Fundamentalne pytanie filozofii samo nasuwa jedyną możliwa odpowiedź, która wynika z zasad logiki. Mianowicie samo pojęcie nicości czyli "nic" - brak - prowadzi do nieistnienia - nie może być (w sensie - istnieć) nic - a skoro "nic" nie istnieje, to zatem istnieje "coś" czyli byt.

konto usunięte

Wypowiedzi autora zostały ukryte. Pokaż autora
Maciej Wojewódka

Maciej Wojewódka analityk, manager,
badacz, organizator,
uhonorowany za kr...

Temat: Dlaczego istnieje raczej coś niż nic?

W takim razie rozwinę moje pytanie czy coś iluzoryczne jest także czymś oraz na jakim poziomie realności w praktyce?
Kamila H.

Kamila H. Pośrednik pracy,
doradca zawodowy

Temat: Dlaczego istnieje raczej coś niż nic?
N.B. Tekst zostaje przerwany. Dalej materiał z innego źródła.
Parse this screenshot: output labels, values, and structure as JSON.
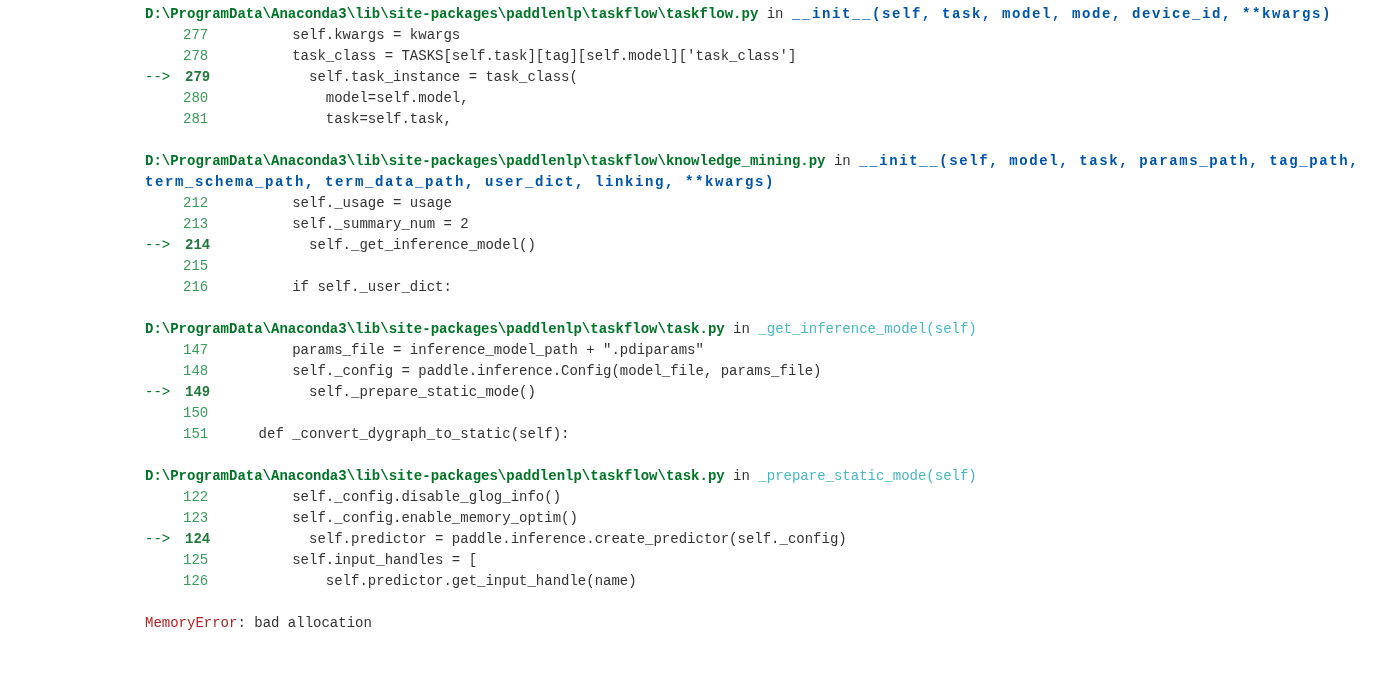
{
  "frames": [
    {
      "path": "D:\\ProgramData\\Anaconda3\\lib\\site-packages\\paddlenlp\\taskflow\\taskflow.py",
      "in": "in",
      "call": "__init__(self, task, model, mode, device_id, **kwargs)",
      "kind": "bold",
      "lines": [
        {
          "number": "277",
          "current": false,
          "code": "        self.kwargs = kwargs"
        },
        {
          "number": "278",
          "current": false,
          "code": "        task_class = TASKS[self.task][tag][self.model]['task_class']"
        },
        {
          "number": "279",
          "current": true,
          "marker": "-->",
          "code": "          self.task_instance = task_class("
        },
        {
          "number": "280",
          "current": false,
          "code": "            model=self.model,"
        },
        {
          "number": "281",
          "current": false,
          "code": "            task=self.task,"
        }
      ]
    },
    {
      "path": "D:\\ProgramData\\Anaconda3\\lib\\site-packages\\paddlenlp\\taskflow\\knowledge_mining.py",
      "in": "in",
      "call": "__init__(self, model, task, params_path, tag_path, term_schema_path, term_data_path, user_dict, linking, **kwargs)",
      "kind": "bold",
      "lines": [
        {
          "number": "212",
          "current": false,
          "code": "        self._usage = usage"
        },
        {
          "number": "213",
          "current": false,
          "code": "        self._summary_num = 2"
        },
        {
          "number": "214",
          "current": true,
          "marker": "-->",
          "code": "          self._get_inference_model()"
        },
        {
          "number": "215",
          "current": false
        },
        {
          "number": "216",
          "current": false,
          "code": "        if self._user_dict:"
        }
      ]
    },
    {
      "path": "D:\\ProgramData\\Anaconda3\\lib\\site-packages\\paddlenlp\\taskflow\\task.py",
      "in": "in",
      "call": "_get_inference_model(self)",
      "kind": "plain",
      "lines": [
        {
          "number": "147",
          "current": false,
          "code": "        params_file = inference_model_path + \".pdiparams\""
        },
        {
          "number": "148",
          "current": false,
          "code": "        self._config = paddle.inference.Config(model_file, params_file)"
        },
        {
          "number": "149",
          "current": true,
          "marker": "-->",
          "code": "          self._prepare_static_mode()"
        },
        {
          "number": "150",
          "current": false
        },
        {
          "number": "151",
          "current": false,
          "code": "    def _convert_dygraph_to_static(self):"
        }
      ]
    },
    {
      "path": "D:\\ProgramData\\Anaconda3\\lib\\site-packages\\paddlenlp\\taskflow\\task.py",
      "in": "in",
      "call": "_prepare_static_mode(self)",
      "kind": "plain",
      "lines": [
        {
          "number": "122",
          "current": false,
          "code": "        self._config.disable_glog_info()"
        },
        {
          "number": "123",
          "current": false,
          "code": "        self._config.enable_memory_optim()"
        },
        {
          "number": "124",
          "current": true,
          "marker": "-->",
          "code": "          self.predictor = paddle.inference.create_predictor(self._config)"
        },
        {
          "number": "125",
          "current": false,
          "code": "        self.input_handles = ["
        },
        {
          "number": "126",
          "current": false,
          "code": "            self.predictor.get_input_handle(name)"
        }
      ]
    }
  ],
  "error": {
    "type": "MemoryError",
    "message": ": bad allocation"
  }
}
Byt jest - niebytu nie ma- pyt.- czy iluzja może być bytem...
Maciej Wojewódka

Maciej Wojewódka analityk, manager,
badacz, organizator,
uhonorowany za kr...

Temat: Dlaczego istnieje raczej coś niż nic?
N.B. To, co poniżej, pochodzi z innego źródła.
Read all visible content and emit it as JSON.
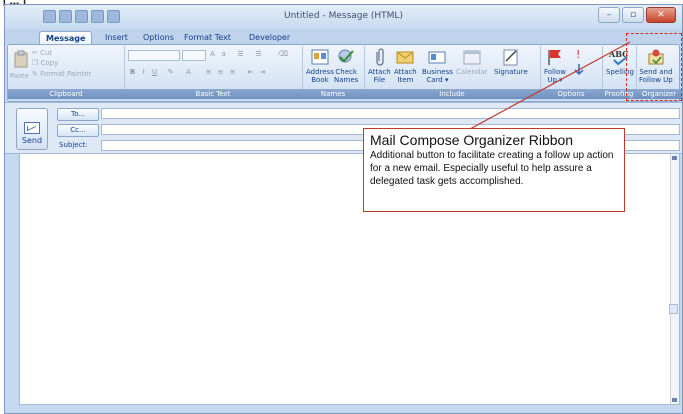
{
  "window": {
    "title": "Untitled - Message (HTML)",
    "controls": [
      "–",
      "▫",
      "✕"
    ]
  },
  "tabs": [
    {
      "label": "Message",
      "active": true
    },
    {
      "label": "Insert"
    },
    {
      "label": "Options"
    },
    {
      "label": "Format Text"
    },
    {
      "label": "Developer"
    }
  ],
  "clipboard": {
    "cut": "Cut",
    "copy": "Copy",
    "paste": "Paste",
    "format_painter": "Format Painter",
    "group": "Clipboard"
  },
  "basic_text": {
    "group": "Basic Text"
  },
  "names": {
    "address_book": "Address\nBook",
    "check_names": "Check\nNames",
    "group": "Names"
  },
  "include": {
    "attach_file": "Attach\nFile",
    "attach_item": "Attach\nItem",
    "business_card": "Business\nCard ▾",
    "calendar": "Calendar",
    "signature": "Signature",
    "group": "Include"
  },
  "options": {
    "follow_up": "Follow\nUp ▾",
    "group": "Options"
  },
  "proofing": {
    "spelling": "Spelling",
    "group": "Proofing"
  },
  "organizer": {
    "send_follow_up": "Send and\nFollow Up",
    "group": "Organizer"
  },
  "header": {
    "send": "Send",
    "to": "To...",
    "cc": "Cc...",
    "subject": "Subject:"
  },
  "callout": {
    "title": "Mail Compose Organizer Ribbon",
    "body": "Additional button to facilitate creating a follow up action for a new email.  Especially useful to help assure a delegated task gets accomplished."
  },
  "colors": {
    "ribbon": "#dbe7f6",
    "accent": "#15428b",
    "highlight": "#d62b1f"
  }
}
A czy byt nie może być iluzją?
Kamila H.

Kamila H. Pośrednik pracy,
doradca zawodowy

Temat: Dlaczego istnieje raczej coś niż nic?

Byt jest -definicja bytu zakłada istnienie-gdyby nie istniał nie byłby bytem
Maciej Wojewódka

Maciej Wojewódka analityk, manager,
badacz, organizator,
uhonorowany za kr...

Temat: Dlaczego istnieje raczej coś niż nic?

A czy ta definicja wskazuje tylko na rzeczywiste i wyklucza iluzoryczne istnienie? A z jakiego powodu jesteś pewna, że definicja na którą się powołujesz jest prawidłowa albo, że ona w ogóle istnieje. Może to tylko iluzja?Ten post został edytowany przez Autora dnia 04.12.14 o godzinie 13:27
Kamila H.

Kamila H. Pośrednik pracy,
doradca zawodowy

Temat: Dlaczego istnieje raczej coś niż nic?

Istotą bytu jest istnienie nie iluzja- do bytu genetycznie przypisane jest istnienie- gdyby go nie było nie byłoby bytu
Maciej Wojewódka

Maciej Wojewódka analityk, manager,
badacz, organizator,
uhonorowany za kr...

Temat: Dlaczego istnieje raczej coś niż nic?

Jeden krok niżej ale za to w bardziej skomplikowany sposób podchodzą do tego zagadnienia fizycy, którzy głoszą się kontynuatorami filozofów .

Otóż powtarzając za chyba najbardziej znanym fizykiem końca ubiegłego wieku - Stephenem Hawkingiem, który wraz z Leonardem Mlodinowem twierdzi, że nie istnieje koncepcja rzeczywistości, niezależna od teorii.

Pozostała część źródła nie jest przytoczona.